L’écriture est hachée, mêlant monologue intérieur et narration plus classique, mais cependant jamais le lecteur n’est perdu car un fil invisible sous-tend l’ensemble.  Et c’est de cette tension entre le désir de retour vers « le bleu », cet état d’origine, celui où elle retrouverait sa mère, et l’appel de la vie, avec l’amour des siens, qu’elle perçoit ne peut accepter, que naît tout l’intérêt de l’histoire. Roman subtil, difficile parfois, c’est un très beau témoignage du travail de deuil et de résilience.

Ne me parlez pas ne me touchez pas !

Je m’efforce de me rappeler que je l’aime, ma « nouvelle » famille.

Ma tante Caroline et mon oncle, Dwight McCarty. Mes petits cousins Becky et Mikey.

Et ma nouvelle chambre, la chambre d’amis du premier étage, où j’avais coutume de dormir quand maman et moi venions rendre visite aux McCarty. Soudain, alors que je commence à défaire mes bagages et à pendre mes affaires dans le placard, je réalise que la dernière fois que je me suis trouvée dans cette même chambre à défaire ma valise, en août il y a un an de ça, maman était tout près… En train de défaire ses bagages dans sa chambre à elle, peut-être, ou en bas, avec tante Caroline. J’ai reformulé mon souhait, rouge de colère : je veux qu’on me rende ces moments-là !

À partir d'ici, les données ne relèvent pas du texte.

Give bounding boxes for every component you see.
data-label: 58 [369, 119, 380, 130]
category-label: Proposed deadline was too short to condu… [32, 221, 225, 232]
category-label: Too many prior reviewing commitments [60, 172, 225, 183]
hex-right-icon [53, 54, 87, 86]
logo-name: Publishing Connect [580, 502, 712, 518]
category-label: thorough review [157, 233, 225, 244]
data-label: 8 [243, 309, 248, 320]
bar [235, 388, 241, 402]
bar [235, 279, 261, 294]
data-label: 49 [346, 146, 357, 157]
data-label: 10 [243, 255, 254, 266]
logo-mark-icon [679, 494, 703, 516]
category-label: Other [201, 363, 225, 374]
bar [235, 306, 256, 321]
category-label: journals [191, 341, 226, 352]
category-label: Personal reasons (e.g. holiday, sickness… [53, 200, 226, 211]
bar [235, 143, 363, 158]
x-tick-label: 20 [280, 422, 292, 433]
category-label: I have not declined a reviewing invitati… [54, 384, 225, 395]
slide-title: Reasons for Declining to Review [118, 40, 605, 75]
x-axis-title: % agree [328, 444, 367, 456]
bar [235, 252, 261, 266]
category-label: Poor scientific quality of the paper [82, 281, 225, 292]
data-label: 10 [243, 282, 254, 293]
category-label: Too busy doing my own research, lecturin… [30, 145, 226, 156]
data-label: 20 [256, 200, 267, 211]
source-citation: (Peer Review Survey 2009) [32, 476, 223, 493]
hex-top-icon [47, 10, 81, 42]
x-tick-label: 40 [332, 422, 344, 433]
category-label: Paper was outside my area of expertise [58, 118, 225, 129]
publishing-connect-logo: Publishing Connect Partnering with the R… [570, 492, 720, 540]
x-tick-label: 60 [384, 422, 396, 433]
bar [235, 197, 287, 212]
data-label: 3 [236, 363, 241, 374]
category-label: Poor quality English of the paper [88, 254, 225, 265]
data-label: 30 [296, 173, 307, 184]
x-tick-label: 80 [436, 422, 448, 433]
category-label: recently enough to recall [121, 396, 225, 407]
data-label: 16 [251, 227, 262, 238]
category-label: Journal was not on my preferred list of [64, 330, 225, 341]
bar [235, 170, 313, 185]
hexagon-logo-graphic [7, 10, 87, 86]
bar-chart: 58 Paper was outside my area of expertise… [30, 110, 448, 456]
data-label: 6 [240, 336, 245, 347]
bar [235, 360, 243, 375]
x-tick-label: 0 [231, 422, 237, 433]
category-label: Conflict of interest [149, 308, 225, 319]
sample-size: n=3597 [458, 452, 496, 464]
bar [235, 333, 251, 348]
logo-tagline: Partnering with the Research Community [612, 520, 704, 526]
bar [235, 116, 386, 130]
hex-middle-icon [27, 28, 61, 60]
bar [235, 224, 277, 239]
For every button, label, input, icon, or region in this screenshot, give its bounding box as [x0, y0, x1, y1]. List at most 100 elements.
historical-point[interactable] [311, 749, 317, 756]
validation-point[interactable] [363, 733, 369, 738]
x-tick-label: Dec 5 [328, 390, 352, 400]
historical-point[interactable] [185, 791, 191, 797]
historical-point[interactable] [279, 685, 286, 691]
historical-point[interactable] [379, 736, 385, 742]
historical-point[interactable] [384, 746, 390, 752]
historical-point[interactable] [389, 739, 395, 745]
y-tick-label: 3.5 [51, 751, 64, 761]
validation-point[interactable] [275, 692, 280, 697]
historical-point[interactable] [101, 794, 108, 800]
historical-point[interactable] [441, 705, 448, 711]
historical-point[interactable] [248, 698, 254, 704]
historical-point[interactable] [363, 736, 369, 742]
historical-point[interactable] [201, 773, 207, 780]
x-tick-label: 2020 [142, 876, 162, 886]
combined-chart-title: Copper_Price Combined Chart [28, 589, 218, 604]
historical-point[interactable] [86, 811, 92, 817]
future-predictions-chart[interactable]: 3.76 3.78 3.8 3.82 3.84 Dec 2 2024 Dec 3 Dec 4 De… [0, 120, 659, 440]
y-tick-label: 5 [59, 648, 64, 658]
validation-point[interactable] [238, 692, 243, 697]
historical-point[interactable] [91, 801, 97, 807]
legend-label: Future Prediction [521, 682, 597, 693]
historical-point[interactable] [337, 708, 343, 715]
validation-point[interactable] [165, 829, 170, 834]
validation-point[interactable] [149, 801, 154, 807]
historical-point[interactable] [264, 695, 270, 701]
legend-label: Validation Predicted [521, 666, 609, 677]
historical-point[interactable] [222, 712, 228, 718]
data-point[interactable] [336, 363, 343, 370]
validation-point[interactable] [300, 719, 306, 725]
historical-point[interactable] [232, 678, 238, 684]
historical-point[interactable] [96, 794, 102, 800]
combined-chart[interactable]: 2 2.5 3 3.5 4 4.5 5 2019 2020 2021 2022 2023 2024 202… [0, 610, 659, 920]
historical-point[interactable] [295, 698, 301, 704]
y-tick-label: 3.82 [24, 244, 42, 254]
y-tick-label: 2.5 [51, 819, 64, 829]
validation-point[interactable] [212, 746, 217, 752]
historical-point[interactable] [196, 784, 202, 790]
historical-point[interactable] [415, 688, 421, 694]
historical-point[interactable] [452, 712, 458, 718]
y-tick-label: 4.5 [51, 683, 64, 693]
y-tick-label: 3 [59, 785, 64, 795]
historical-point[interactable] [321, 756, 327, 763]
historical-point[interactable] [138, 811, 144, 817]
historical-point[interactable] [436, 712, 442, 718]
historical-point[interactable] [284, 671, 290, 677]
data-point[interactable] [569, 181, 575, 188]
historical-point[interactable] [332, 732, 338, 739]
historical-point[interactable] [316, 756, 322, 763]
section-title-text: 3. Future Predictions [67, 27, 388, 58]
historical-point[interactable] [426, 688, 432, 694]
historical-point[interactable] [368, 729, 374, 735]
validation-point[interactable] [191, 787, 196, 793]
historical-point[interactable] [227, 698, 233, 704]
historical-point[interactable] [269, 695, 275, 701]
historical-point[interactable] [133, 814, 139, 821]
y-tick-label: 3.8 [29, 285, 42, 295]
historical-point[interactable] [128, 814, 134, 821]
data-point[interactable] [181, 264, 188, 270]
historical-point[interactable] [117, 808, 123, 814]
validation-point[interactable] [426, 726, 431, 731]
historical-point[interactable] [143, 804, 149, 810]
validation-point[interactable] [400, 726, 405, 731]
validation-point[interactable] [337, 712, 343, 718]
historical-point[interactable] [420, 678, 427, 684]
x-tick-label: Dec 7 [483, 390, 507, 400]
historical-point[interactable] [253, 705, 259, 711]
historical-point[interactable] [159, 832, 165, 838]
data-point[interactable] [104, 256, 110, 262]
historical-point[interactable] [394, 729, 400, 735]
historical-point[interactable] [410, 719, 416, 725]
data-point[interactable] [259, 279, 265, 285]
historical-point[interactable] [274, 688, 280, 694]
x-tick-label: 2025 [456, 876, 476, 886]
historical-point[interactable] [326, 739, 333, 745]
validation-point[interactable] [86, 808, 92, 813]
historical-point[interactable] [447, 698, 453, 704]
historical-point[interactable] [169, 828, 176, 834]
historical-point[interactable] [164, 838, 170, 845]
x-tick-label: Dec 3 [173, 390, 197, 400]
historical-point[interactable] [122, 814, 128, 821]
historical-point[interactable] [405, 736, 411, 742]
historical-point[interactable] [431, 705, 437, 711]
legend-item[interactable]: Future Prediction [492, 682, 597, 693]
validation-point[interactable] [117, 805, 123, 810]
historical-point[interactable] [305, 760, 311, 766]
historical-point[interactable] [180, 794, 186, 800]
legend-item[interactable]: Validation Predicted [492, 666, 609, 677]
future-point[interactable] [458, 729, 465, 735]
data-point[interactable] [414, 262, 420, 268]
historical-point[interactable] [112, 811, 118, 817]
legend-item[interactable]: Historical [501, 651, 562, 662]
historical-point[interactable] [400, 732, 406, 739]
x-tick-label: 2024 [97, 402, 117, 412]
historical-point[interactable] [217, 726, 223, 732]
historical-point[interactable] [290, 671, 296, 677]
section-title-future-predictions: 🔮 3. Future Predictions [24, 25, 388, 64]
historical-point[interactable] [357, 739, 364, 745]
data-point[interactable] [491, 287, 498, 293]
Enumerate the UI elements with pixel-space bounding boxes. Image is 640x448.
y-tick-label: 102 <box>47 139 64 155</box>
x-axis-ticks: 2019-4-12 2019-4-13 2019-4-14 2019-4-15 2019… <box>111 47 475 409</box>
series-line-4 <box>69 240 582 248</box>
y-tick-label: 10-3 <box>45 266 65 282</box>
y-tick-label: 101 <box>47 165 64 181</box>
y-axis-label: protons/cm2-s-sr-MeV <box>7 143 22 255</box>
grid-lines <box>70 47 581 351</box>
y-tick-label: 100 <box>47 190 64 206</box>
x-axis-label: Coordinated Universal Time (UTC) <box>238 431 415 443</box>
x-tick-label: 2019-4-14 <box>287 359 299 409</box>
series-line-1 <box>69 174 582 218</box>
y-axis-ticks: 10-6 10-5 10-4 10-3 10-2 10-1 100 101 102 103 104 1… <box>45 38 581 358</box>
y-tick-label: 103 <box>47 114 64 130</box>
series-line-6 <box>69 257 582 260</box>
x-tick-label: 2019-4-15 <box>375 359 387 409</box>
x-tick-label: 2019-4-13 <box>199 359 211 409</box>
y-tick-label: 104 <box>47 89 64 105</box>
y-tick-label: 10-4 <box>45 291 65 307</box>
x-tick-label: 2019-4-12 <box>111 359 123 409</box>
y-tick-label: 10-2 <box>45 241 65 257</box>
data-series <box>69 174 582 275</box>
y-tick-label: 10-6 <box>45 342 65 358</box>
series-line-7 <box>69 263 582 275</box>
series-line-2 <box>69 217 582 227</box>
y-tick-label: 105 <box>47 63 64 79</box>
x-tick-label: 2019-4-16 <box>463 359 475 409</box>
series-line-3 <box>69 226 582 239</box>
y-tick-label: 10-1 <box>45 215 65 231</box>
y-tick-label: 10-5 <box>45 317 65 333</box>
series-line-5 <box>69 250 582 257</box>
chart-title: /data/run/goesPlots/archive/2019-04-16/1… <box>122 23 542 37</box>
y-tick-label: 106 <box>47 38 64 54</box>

Le temps présent, je le déteste. Je tremble et j’ai la nausée.

Joyce Carol OATES, Un Endroit où aller.

Wiz – Albin Michel

300 pages – 13,50 €

Titre original : After the Wreck, I picked myself up, spread my wings and flew away – Paru en 2006 – Traduit en français en 2010

L’auteur : Auteur de nombreux best-sellers, Joyce Carol OATES a commencé à écrire à quatorze ans. Elle a publié des romans, des essais, des nouvelles et de la poésie. Son roman  Blonde, inspiré de la vie de Marylin Monroe, a connu un immense succès. Joyce Carol Oates enseigne également la littérature à l'université de Princeton.